I started shooting CCI Blazer and went through 2 bricks without a problem. I then switched to CCI-SV for a few hundred rounds to see how it liked lower velocity ammo. All was still good. Then I shot a box of 300 rounds of the Red, White and Blue bullets from CCI. These are in between the Blazers and the SV for velocity. They all worked real well but my match ammo is Eley Practice so I even shot a few hundred of those to make sure the gun would handle them.

In practice I had no failures at all. I even ordered 4 new magazines and they functioned perfectly so off to my Steel Challenge I went with the backup gun.

It was cold Sunday. Starting out at 45 degrees. That's heavy jacket weather for those of us in the Southwest. I had cleaned the gun on Saturday and put a little EEXOX on the bolt. I guess I should have just run the gun dry. I started having jams right from the beginning, with failures to eject being the big problem. That and a few stovepipes really hurt my times. I gave the gun a good cleaning and started shooting again. Now it was warmer, in the high 50s and 60s later in the morning. The gun shot perfect and the rest of my times were the best I've shot in the 2 years I've been back to shooting.

The jams, on 3 stages really put me out of the match by about 30 seconds.

When it started running well it kept up with the best of them but the damage was done.

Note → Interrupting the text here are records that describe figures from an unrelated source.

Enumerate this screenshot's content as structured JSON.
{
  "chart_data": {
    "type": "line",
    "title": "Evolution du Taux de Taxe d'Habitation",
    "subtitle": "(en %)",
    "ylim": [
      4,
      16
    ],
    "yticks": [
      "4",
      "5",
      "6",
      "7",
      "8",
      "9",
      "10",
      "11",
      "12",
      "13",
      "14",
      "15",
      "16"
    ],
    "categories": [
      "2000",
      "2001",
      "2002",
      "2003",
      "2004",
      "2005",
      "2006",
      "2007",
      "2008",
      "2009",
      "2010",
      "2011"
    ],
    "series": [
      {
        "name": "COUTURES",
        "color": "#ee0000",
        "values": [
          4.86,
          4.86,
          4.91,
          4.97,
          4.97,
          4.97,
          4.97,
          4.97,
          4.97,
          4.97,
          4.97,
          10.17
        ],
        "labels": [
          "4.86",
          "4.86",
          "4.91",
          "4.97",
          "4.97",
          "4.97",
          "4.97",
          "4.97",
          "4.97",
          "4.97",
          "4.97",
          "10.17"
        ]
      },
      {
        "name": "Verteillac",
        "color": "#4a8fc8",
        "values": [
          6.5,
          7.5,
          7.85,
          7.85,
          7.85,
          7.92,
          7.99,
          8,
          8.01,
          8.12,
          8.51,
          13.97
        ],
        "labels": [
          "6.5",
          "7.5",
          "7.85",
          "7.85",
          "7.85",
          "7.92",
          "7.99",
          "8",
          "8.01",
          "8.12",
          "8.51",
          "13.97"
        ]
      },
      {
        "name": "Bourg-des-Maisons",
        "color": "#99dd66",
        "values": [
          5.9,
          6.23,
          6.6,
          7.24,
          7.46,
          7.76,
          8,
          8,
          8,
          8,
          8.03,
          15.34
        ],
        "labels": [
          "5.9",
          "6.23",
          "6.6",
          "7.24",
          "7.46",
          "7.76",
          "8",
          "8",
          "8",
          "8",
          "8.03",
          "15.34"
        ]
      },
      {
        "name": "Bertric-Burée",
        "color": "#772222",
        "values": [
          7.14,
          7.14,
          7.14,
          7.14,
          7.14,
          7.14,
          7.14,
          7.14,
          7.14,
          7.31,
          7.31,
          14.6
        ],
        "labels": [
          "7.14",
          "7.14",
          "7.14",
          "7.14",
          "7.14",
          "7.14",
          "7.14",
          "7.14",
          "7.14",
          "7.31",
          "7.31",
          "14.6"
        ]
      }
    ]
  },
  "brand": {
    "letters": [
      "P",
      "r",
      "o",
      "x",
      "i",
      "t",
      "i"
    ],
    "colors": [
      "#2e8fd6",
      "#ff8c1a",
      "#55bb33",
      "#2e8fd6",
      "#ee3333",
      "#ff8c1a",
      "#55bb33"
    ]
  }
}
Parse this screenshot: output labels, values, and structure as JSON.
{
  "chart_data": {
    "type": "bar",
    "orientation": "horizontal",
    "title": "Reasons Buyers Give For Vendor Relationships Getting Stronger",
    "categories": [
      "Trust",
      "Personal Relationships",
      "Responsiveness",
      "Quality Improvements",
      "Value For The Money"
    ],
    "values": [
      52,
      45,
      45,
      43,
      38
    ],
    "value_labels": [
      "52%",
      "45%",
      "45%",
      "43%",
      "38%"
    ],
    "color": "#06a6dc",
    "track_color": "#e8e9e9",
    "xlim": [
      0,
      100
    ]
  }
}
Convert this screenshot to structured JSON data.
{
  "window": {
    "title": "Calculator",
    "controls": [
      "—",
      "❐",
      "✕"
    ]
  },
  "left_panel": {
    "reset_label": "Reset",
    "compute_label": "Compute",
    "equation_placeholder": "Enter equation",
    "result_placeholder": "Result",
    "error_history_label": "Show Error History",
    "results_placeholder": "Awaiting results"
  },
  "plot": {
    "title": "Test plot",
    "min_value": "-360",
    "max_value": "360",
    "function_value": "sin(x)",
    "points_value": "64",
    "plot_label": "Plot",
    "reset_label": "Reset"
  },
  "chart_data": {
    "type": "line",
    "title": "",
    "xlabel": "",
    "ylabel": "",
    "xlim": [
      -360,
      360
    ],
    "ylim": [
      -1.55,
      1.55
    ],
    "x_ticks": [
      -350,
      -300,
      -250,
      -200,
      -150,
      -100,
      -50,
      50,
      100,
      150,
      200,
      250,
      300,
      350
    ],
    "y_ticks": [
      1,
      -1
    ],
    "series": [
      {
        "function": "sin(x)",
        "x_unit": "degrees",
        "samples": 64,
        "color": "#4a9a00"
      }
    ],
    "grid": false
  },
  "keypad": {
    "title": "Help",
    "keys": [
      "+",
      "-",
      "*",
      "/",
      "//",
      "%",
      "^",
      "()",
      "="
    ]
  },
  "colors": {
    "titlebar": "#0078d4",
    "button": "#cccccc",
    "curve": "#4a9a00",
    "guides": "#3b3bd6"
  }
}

I don't think I'll bring it out as my primary gun again for a long time. Back to my Mark IV 22/45 with all Volquartsen parts. It shoots everything without a hassle.


----------



## Tangof (Jan 26, 2014)

Almost all my .22 semi-autos are ammunition sensitive to some degree, the CZ Kadet Kit on a compact frame and my Ruger MKII being the exceptions. I just use high velocity (over 1200 FPS) for the most part. Everything seems to function as long as I stick to that. I'm surprised 45 degrees cause malfunctions, I shoot in 30 degree weather using just a light coat of Rem-Oil and every gun seems to work alright. One caveat the high velocity .22 ammunition marketed under the Browning label has caused stovepipes and appears to be generating smoke.


----------